Movies

FilMart: Hong Kong Industry Executives Plead for Clarity on Mainland Chinese Tax Policies

At a time of heightened scrutiny of tax affairs in China’s entertainment sector, even industry veterans in Hong Kong are struggling to figure out how to operate in the new financial environment and pleading for more clarity from the Chinese government.

Hong Kong produces about 60 films a year, three-quarters of which are typically co-productions with the mainland. The Chinese film industry’s overhaul of its tax policies last year in the wake of a fraud scandal involving superstar Fan Bingbing has sown confusion in both the mainland and Hong Kong, which operates as a special administrative region with its own financial regulations.

During a discussion of mainland taxation issues Tuesday at FilMart, some panelists said that inconsistent enforcement of new policies in China and a general lack of knowledge was severely hampering cross-border business relations.

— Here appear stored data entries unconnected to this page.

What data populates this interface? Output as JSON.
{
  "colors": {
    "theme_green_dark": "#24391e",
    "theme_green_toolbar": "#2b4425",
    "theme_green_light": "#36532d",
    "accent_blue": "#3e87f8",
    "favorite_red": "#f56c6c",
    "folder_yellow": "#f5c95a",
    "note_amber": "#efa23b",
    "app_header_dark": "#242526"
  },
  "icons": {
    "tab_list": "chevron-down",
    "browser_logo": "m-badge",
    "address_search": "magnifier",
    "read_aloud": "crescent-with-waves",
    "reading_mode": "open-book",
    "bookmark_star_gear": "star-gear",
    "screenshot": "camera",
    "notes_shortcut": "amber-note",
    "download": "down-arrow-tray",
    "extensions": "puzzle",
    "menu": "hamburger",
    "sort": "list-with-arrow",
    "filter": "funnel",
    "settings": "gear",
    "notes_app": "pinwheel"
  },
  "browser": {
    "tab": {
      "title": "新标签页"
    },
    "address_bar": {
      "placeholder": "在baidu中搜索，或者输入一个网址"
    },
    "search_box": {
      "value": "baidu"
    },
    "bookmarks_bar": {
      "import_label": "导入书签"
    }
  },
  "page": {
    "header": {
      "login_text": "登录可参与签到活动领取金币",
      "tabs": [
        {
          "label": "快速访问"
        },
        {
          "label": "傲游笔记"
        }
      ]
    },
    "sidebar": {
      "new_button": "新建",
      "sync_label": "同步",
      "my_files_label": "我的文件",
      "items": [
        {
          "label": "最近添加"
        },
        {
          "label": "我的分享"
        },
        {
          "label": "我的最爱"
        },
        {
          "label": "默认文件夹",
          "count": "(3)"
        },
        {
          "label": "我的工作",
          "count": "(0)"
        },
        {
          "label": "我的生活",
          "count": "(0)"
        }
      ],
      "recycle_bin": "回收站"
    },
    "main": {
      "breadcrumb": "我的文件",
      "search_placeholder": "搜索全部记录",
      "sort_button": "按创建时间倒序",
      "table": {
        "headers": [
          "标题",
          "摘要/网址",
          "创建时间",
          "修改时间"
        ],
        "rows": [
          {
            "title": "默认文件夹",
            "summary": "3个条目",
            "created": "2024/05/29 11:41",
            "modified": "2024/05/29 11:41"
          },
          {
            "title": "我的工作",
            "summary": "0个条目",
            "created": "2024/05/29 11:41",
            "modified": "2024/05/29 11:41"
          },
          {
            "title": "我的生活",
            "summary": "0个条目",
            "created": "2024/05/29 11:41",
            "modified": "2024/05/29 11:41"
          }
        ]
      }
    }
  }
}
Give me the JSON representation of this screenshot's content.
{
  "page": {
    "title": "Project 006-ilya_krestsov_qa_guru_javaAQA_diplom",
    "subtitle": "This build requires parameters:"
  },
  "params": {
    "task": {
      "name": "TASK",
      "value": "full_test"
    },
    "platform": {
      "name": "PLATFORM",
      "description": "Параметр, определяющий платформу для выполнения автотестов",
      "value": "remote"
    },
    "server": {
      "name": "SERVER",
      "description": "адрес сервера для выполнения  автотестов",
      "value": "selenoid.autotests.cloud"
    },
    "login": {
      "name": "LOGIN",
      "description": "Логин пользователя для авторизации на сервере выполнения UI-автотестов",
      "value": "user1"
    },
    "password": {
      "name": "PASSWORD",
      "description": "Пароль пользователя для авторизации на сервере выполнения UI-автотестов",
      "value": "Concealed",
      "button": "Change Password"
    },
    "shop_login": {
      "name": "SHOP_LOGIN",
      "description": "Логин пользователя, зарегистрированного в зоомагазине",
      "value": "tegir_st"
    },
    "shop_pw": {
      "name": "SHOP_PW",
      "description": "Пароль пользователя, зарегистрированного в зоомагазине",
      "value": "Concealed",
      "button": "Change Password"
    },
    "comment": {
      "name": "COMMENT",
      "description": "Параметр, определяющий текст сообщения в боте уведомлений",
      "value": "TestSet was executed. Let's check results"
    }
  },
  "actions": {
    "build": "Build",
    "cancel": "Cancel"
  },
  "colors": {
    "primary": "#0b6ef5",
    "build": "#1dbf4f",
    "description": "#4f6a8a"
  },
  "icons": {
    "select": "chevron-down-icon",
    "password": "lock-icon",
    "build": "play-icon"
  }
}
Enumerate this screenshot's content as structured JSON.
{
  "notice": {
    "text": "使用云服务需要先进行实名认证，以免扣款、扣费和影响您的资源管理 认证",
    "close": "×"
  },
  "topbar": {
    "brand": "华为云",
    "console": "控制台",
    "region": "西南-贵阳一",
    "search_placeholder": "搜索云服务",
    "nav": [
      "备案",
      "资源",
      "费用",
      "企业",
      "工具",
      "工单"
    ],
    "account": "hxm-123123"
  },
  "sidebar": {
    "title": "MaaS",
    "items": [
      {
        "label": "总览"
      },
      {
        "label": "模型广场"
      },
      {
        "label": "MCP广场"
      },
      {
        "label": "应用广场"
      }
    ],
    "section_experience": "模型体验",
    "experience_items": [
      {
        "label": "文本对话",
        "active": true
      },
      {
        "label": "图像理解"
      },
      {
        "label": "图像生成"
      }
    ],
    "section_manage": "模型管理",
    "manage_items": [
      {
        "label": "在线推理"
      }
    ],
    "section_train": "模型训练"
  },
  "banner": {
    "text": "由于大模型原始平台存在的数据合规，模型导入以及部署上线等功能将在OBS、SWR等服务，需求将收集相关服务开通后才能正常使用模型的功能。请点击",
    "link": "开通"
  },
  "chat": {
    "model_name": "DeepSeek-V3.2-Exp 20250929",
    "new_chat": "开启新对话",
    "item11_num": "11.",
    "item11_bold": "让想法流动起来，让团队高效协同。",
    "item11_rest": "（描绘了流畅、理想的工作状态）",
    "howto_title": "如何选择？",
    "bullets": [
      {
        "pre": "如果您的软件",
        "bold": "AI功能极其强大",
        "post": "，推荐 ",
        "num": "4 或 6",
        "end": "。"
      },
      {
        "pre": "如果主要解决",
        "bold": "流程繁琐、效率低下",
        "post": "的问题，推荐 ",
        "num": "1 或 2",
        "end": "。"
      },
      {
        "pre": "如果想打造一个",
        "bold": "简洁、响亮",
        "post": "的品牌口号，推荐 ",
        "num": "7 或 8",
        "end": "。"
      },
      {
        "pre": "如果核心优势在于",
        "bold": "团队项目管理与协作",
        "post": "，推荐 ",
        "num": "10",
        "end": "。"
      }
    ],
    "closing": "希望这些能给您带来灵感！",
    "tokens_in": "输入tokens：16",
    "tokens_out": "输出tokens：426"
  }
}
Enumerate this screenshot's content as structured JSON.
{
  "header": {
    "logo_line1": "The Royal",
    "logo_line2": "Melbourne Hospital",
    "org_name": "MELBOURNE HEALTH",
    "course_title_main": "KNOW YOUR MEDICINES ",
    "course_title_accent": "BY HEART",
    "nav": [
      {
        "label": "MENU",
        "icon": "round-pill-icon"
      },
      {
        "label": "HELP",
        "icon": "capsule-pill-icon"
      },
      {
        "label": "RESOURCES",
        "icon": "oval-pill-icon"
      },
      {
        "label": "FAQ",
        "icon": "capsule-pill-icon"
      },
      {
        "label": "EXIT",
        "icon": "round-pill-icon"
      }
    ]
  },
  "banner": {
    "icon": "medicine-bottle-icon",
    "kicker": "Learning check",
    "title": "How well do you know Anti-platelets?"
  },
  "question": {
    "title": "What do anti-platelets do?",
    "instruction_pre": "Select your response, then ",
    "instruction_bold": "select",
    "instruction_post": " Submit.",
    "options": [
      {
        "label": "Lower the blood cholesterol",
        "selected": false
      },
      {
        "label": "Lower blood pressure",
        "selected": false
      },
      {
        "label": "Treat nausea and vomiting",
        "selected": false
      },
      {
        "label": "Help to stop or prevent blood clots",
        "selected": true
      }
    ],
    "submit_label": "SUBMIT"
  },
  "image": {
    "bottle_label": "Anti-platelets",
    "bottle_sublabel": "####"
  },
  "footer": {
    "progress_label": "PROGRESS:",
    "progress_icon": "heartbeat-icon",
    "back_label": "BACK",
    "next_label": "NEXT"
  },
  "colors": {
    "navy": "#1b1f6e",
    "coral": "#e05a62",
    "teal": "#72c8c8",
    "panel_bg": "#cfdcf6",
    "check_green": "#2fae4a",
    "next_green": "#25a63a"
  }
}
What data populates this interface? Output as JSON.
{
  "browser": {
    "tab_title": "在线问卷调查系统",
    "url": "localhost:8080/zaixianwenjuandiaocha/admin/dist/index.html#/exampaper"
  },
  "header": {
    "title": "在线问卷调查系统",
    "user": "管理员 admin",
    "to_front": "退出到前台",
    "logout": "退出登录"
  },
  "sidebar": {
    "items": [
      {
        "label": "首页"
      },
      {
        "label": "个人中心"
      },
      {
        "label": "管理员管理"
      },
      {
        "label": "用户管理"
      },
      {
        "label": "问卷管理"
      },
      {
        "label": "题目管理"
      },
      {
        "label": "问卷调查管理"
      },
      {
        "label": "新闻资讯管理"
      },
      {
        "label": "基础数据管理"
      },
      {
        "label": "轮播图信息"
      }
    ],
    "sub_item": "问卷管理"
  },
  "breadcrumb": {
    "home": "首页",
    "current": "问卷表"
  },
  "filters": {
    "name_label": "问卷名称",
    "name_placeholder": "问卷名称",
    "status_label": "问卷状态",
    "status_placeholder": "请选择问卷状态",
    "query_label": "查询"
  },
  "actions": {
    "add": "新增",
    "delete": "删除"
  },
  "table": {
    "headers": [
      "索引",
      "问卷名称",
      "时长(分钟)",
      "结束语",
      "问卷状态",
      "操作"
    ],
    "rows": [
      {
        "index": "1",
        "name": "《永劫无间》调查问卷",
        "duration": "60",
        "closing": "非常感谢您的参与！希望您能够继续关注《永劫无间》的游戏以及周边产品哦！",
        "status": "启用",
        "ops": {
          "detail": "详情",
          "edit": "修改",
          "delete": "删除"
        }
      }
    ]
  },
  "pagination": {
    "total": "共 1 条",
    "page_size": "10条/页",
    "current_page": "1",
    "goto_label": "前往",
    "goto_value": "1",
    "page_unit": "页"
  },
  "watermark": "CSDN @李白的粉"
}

“The central government [in Beijing] has its policies, but the people implementing them below are all unclear on what to do. It says on the books that Hong Kong people can go invest in movie theaters, or can do this or that, but when you get over there, you’ll ask 100 different work units and not a single one will actually know,” said Ng See Yuen, a veteran Hong Kong exhibitor and producer with significant connections to the mainland industry through his UME cinema chain.

“Whoever I ask, they all don’t know,” Ng said to laughter and applause from the mostly Hong Kong crowd. “Clearly, just having the legal article there is not enough.”

Ng elicited further chuckles by saying that accounting in Hong Kong is “very straightforward… trustworthy, and professional,” but that, on the mainland, “the tax employees’ willingness to just act as they see fit is extremely strong, because in the mainland their freedom of explaining laws is extremely broad.”

He called on Hong Kong officials to create a special department designed to help local film industry professionals resolve taxation issues, saying he had been “very irritated” by the lack of information thus far.

“Now that Hong Kong is so intimate and cooperative with the mainland, when it comes to tax law, someone should clearly be giving us counsel and instructions,” he said.

Tsui Siuming, president of the HK TV Assn., compared the situation in China to having a single martial-arts master whose 10 disciples “each invented their own way of executing the moves.”

Tsui said it was “extremely common” for Hong Kong people to waste time and money trying to comply with written policies on establishing entertainment companies in China that “end up turning into nothing,” because mainland gatekeepers were themselves unclear on what was allowed.

“We need to be in solidarity and work together to obtain the conditions that our industry needs to develop in the way it requires,” Tsui said. “It’s a team effort.”

In 2016, Tsui and Ng took over the firm Kailu, which was involved in a scandal that involved the selling of sophisticated financial products against Chinese box office receipts to Chinese retail investors.